Attorney for plaintiff:
Robert A. Laskoff, Esq. (orally)
Laskoff & Associates
P. O. Box 7206
Lewiston, ME 04243-7206
Attorney for defendant:
Coleman G. Coyne, Jr, Esq. (orally)
P. O. Box 1312
Lewiston, ME 04243-1312
 Shared parental rights and responsibilities is defined as
most or all aspects of a child's welfare remain the joint responsibility and right of both parents, so that both parents retain equal parental rights and responsibilities, and both parents confer and make joint decisions regarding the child's welfare. Matters pertaining to the child's welfare include, but are not limited to, education, religious upbringing, medical, dental and mental health care, travel arrangements, child care arrangements and residence.

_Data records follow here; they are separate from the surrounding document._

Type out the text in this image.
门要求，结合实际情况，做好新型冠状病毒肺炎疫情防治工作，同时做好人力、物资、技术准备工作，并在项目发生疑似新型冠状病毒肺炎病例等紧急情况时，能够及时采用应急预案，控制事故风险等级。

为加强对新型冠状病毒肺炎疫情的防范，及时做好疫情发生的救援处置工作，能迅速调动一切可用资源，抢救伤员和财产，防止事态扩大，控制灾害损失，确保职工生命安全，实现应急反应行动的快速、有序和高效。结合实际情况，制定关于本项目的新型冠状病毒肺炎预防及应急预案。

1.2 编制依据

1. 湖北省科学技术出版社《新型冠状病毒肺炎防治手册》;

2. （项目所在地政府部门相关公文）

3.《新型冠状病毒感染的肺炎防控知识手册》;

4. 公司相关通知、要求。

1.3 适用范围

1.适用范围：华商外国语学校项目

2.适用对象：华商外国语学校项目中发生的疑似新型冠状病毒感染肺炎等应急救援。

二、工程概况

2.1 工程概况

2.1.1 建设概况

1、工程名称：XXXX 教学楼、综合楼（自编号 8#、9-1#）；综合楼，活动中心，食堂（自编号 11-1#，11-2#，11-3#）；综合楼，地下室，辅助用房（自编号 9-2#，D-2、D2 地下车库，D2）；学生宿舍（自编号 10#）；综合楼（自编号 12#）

Parents who share parental rights and responsibilities shall keep one another informed of any major changes affecting the child's welfare and shall consult in advance to the extent practicable on decisions related to the child's welfare.
19-A M.R.S.A. § 1501(5).
 When Stephen was asked at the hearing whether he had any discussions with Valerie regarding where the children would attend school for the 2001-2002 academic year, he responded, "No." Although there was no meaningful communication with Valerie on this issue, Stephen testified that in April 2001 they did discuss how the Hebron Academy tuition would be paid:
I told her again how I felt about it. I told her I didn't feel that Hebron was the right place for the boys, but basically I told her "Valerie, I know you're going to bring the kids there. I know they're going to Hebron. It doesn't matter what I think. You bring them there every year. It doesn't have anything to do with me, and so I know they're going there. I don't agree with it, but can't we at least resolve how we're going to pay for this so we don't go right into the school year and have a big mess?"